12. O Zé do Telhado

Vista de Moledo para a Régua por Emílio Biel

Veio a descobrir-se na tasca, passado um ano, que os três galegos retidos no aljube estavam inocentes. “In vino veritas”, isto é, o vinho a pôr os pontos nos is. Dois homens a insultarem-se e um deles a revelar o crime praticado pelo outro.

Um dos egressos ficou a trabalhar no quintalório da prisão, dado o seu bom comportamento e jeito para serviços hortícolas. Tanto se dava ele com as couves tronchas que acabou por casar com a filha dum encarcerado. O segundo abalou sem destino.

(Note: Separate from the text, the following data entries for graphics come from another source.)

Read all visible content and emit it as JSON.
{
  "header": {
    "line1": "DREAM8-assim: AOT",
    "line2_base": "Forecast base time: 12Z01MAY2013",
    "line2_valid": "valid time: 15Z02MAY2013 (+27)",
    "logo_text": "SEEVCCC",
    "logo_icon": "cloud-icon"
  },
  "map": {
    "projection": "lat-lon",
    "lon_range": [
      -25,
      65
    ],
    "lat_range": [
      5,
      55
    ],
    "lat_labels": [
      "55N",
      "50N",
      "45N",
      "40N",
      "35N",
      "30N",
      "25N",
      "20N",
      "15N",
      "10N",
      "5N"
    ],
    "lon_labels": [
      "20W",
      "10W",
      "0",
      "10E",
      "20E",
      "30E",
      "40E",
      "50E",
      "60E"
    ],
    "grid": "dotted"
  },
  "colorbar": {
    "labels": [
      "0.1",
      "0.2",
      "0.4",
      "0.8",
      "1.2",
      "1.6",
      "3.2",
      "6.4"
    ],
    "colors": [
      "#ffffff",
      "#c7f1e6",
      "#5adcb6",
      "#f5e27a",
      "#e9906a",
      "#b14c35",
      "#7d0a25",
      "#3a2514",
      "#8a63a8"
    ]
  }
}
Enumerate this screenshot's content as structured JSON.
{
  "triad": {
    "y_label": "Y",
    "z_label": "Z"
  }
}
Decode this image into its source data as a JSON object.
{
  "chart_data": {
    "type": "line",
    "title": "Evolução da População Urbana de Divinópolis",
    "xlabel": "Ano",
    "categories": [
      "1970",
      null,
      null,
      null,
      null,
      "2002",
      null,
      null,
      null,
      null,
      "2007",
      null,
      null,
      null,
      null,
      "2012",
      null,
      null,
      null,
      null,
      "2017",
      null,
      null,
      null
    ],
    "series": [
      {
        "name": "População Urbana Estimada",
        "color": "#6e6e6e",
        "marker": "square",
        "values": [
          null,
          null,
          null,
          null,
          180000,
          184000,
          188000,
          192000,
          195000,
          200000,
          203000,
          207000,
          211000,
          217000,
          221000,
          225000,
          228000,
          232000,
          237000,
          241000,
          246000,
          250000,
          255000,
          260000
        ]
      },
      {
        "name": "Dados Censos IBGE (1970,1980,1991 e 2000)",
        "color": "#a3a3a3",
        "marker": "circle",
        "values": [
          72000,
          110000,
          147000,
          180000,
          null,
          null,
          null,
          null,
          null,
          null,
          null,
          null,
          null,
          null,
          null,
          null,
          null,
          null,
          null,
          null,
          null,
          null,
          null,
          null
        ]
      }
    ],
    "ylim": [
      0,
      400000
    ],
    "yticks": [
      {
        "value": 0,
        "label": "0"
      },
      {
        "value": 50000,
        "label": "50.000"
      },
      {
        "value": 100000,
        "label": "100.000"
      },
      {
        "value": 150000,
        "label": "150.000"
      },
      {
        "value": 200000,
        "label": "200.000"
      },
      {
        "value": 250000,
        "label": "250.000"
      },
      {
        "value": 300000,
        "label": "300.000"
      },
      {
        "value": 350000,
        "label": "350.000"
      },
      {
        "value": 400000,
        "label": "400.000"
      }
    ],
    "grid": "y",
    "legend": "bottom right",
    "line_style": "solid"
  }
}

O outro, aldeagante que era, entrou a pedinchar de terra em terra e boa ideia teve: mendigar, ao fim e ao cabo, é ofício que exige uma sabichonice especial. Lá se foi arranjando até ao dia em que resolveu regressar a penates. Saiu da Régua e meteu pelas faldas do Marão, seguindo o caminho dos almocreves. Querendo Santiago, havia de chegar são e salvo ao Gerês. Barbas compridas, saquitel aos ombros e forte cana na mão. Roto e sujo, claro. Quem o visse apiedar-se-ia dele concerteza, até porque ao ver gente fingia manquelitar. Ali por Ansiães parou numa encruzilhada a estudar os ventos e sentou-se. Eis senão quando, aproximou-se um homem a cavalo a quem fez alto, pedindo-lhe a esmolinha pelas cinco chagas de Cristo. O do cavalo apeou-se, mirou-o e deu-lhe um pinto1. O pobre agradeceu com uma lenga-lenga cantarolada, mas quando o outro fazia menção de se ir embora voltou à carga:

– Mais uma moeda, senhor. Vou para a Galiza e agora só tenho dois pintos.

O cavaleiro voltou-se:

– Então eu ando a tenir, hoje não consegui nada, aumentei a tua fortuna para o dobro e tu ainda me vens com chorices! Dá cá a cana, que te vou dar com ela.

O galego pôs logo a cana atrás das costas – não, não, dizia, – mas o outro sacou-lha e, ouvindo qualquer coisa chocalhar dentro, arregalou os olhos.

– Não, não. Dê-me a canita.

– Quando estou a ouvir música não gosto que me incomodem – disse o viajante que quebrou a cana contra os joelhos, saltando de dentro muitas moedas de ouro. Ante o lacrimoso mendigo que entre insultos e palavrões fazia um escarcéu dos diabos, meteu o dinheiro num alforge.

– Ladrón, ladrón!

O cavaleiro, sorridente, voltou-se para ele e disse:

– Chamaste-me ladrón? Sim, isso é verdade. Mas também é verdade que quem tudo quer tudo perde. Vai lá dizer na tua terra que quem te roubou foi o Zé do Telhado. Ao ouvir tal, o mendicante fugiu a sete pés. Livra!